Prophétie

Publié le par Xahel Dale

Trois hommes entrèrent dans la salle tout en gardant un œil sur le détenu qui était allongé sur son lit de paille. Ce dernier les toisa mais ne fit aucun commentaire. L’un des arrivants s’avança vers le bord de la cellule et désigna le prisonnier.

« On nous a informé que vous avez eu une prédiction. Je vous écoute. »

« Tu m’as l’air bien sot de quémander mes visions ainsi, Argus le vénérable » Répondit le détenu sans quitter les pailles.

« Ne commence pas, tu sais pertinemment comme cela va finir si tu cherche les ennuis. » Répliqua le dénommé Argus.

Dans son dos, l’un de ses compagnons rit d’un air mauvais.

« Ton rire est toujours aussi mélodieux qu’une scie entrain de couper le bois ou tu t’efforcer d’être effrayant Solian. Cela impressionnent peut-être tes troupes, commandant mais …. »

« Silence maudit bâtard, ou tu vas tâter du fouet et nous savons aussi bien l’un comme l’autre que tu répugne la torture. » Eructa Solian en s’avançant vers la lumière. Son armure au reflet doré se constella de petits feux. « Maintenant dis ce que tu as dire ! »

Le détenu soupira et se releva. S’avançant jusqu’aux barreaux de sa geôle, il regarda Argus et énonça : « Des plaines fertiles s’élèvera la pourriture, pendant le rite du commencement. De ses crocs il détruira le futur, vous amenant un futur prétendant. »

« Trêve d’énigme tu sais aussi bien que nous que le temps presse. Donne-nous l’emplacement ! » Aboya Solian. Argus posa un main pour retenir son compagnon prompte a s’énerver.

« Les plaines fertiles, cela fait une très grand territoire. » Fit pensivement Argus. « Ne peux-tu pas nous en dire plus ? »

« Les futurs sont changeant mais néanmoins il reste dans l’ouest essentiellement. Je ne peux pas être plus précis car je ne reconnais pas la région, peut-être que si je sortais plus souvent. » Commença le prissonier.

« Ne joue pas non plus avec nous. Donc l’attaquera débutera en Prétori, le territoire reste vaste mais cela permet de limité le champ d’investigation. Commandant, préparez vos hommes, je vais réunir quelques confrères pour vous épauler. » Fit Argus.

Solian sorti en courant, sans arrêter de pester contre le détenu. Argus se tourna vers le troisième homme.

« Commencez a aller chercher Zoltan et Ferrul, ils pourront partir avec la troupe, je vais voir si je ne peux pas mettre la main sur Bérénice et Holrick, je pense qu’ils nous seront utiles. »

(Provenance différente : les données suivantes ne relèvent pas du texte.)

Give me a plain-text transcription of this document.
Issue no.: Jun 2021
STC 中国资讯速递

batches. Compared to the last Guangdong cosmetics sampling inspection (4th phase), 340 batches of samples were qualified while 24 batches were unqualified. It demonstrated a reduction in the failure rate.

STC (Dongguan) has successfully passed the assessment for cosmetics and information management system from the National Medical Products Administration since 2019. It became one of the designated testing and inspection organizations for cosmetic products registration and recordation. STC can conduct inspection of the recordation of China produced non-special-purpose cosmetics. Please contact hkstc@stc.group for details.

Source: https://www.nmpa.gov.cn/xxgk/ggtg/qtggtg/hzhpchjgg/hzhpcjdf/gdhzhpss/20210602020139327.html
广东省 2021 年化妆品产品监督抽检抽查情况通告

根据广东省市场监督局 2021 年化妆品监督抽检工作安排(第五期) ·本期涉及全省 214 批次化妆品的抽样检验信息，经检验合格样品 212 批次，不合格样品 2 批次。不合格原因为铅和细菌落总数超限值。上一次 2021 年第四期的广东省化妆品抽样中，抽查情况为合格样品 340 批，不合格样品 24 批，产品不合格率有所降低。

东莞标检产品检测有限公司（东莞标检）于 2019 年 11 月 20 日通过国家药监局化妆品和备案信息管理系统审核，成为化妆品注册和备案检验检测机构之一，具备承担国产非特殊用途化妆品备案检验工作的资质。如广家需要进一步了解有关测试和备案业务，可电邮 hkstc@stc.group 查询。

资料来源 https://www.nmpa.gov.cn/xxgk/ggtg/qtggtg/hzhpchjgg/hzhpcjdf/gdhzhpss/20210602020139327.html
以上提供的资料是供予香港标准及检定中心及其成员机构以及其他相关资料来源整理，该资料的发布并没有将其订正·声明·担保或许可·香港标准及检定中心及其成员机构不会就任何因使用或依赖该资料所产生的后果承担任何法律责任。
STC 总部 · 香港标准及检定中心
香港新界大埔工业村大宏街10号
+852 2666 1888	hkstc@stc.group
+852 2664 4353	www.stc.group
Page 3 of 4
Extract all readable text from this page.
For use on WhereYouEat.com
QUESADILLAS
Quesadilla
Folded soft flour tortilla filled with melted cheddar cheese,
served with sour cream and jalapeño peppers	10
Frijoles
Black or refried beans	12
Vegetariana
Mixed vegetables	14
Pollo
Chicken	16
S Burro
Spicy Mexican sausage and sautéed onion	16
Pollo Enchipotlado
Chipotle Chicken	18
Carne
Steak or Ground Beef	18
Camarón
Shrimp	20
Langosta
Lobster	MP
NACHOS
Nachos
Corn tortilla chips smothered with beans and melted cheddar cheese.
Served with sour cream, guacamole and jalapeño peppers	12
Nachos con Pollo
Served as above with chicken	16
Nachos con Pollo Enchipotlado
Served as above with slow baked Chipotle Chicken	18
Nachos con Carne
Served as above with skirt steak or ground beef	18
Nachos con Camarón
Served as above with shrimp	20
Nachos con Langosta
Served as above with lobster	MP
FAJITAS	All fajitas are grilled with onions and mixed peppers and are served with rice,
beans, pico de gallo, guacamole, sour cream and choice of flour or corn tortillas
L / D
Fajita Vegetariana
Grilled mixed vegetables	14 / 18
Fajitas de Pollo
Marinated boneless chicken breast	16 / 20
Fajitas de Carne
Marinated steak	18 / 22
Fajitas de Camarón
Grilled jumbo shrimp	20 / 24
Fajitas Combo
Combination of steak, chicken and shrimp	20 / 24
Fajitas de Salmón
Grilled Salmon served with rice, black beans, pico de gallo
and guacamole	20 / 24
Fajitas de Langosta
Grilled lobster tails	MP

« Vous n’arrivez jamais à l’arrêter avant que le village ne soit qu’une ruine. » Dit le prisonnier en se grattant le visage

« Si nous avions plus de temps, on aurai pas a déplorer la mort de toute une communauté. »

« Que vaux la mort d’une centaine quand la multitude peut survivre ? » Remarqua le captif.

Argus ne se retourna pas et continua a réfléchir. « Parfois Airan, je me demande comment vous avez fait par le passé. » Fini-t-il par dire.

« Simple question de vision mon cher, simple question de vision. » Répondit le prisonnier, « maintenant si vous pouvez me laisser à ma solitude ? »

« De toute façon, je doute que vous puisiez partir ainsi. » Répliqua Argus d’un air mauvais.

« Mon salut viendra de l’un des votre. Un être au cœur pur qui sera la vérité. »

Le vénérable secoua la tête et précéda son acolyte vers la sorti.

Ils émergent du bâtiment et débouchèrent sur l’esplanade. Le commandant Solian était entrain de donner des ordres pour rassembler des hommes.

« Vénérable, j’ai peut-être une solution pour éviter d’avoir des entrevues aussi pénible. » Dit finalement l’homme à côté d’Argus. Se dernier le regarda avec grande attention « j’ai cru entendre dire que les soldats se plaignent du bruit qu’il fait lorsqu’il a une vision. Nous pouvons tourner cela à notre avantage en lui assignant un garde afin de recueillir les informations »

Les yeux du vénérable brillèrent intensément.

« De plus si nous formons les gardes à devenir des gardiens, ils pourraient alors interpréter ses dires. »

« Je dois dire que votre idée est lumineuse, bien plus même, Nous devrions essayer avec un contrôle total sur les gardes. » Argus était déjà dans ses pensés alors que son acolyte prenait congé de lui afin d’accomplir ses tâches. « J’aurai ma revanche sur ce qui tu as fais Airan, tu n’aurais jamais du faire ceci ! » Marmonna le vénérable dans sa barbe avant de se diriger vers le quartier du sommeil.